South of the housing estate there was a barracks square for the soldiers stationed at the research center and a camp for foreign workers and also prisoners of war (POWs). Another camp at Trassenheide also held further POW's and conscripted workers, the majority of them from Poland.
Housing Estate - 23 June 1943
Taken by 540 Sqn - 23 June 1943

Eventually, allied intelligence became aware of the importance of Peenemunde, so on the night of August 17-18, 227 bombers of Royal Air Force attacked the site. The objective of Operation “Hydra” was to kill as many German scientists as possible and also to destroy key targets such as the liquid oxygen plant, the power plant, the experimental/development works, and the test stands. The Peenemunde west area was ignored because the allies didn’t know of the v-1 flying bomb development there. The bombing left 732 people dead and much of the Peenemunde undamaged.


Estate showing bomb damage
Taken by 540 Sqn - 30 Sep 1943
Close up of bomb damage

But the vulnerability of Peenemunde was now evident and the remaining field trials of the V-2 were carried out at Bliszna in Poland.

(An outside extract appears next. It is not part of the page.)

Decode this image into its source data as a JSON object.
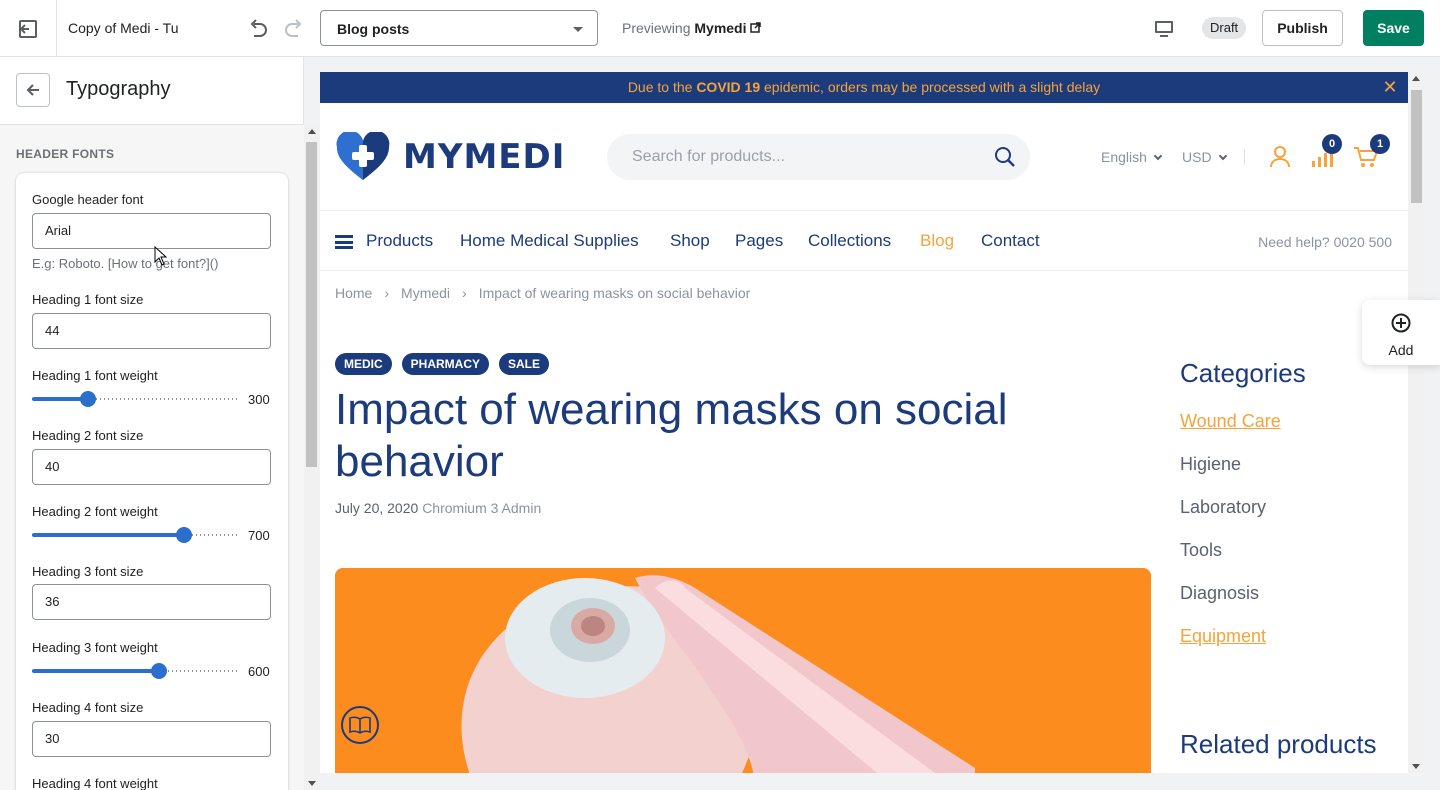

Heinrich Himmler persuaded Hitler that production and deployment of the V-2 should henceforth be handled by the SS and a suitable site for mass production was found in the complex of tunnels beneath the Kohnstein mountain near Nordhausen, in Central Germany. this subterranean V-2 factory, in which POWs were forced to work under brutal conditions, became known as the Mittelwerke.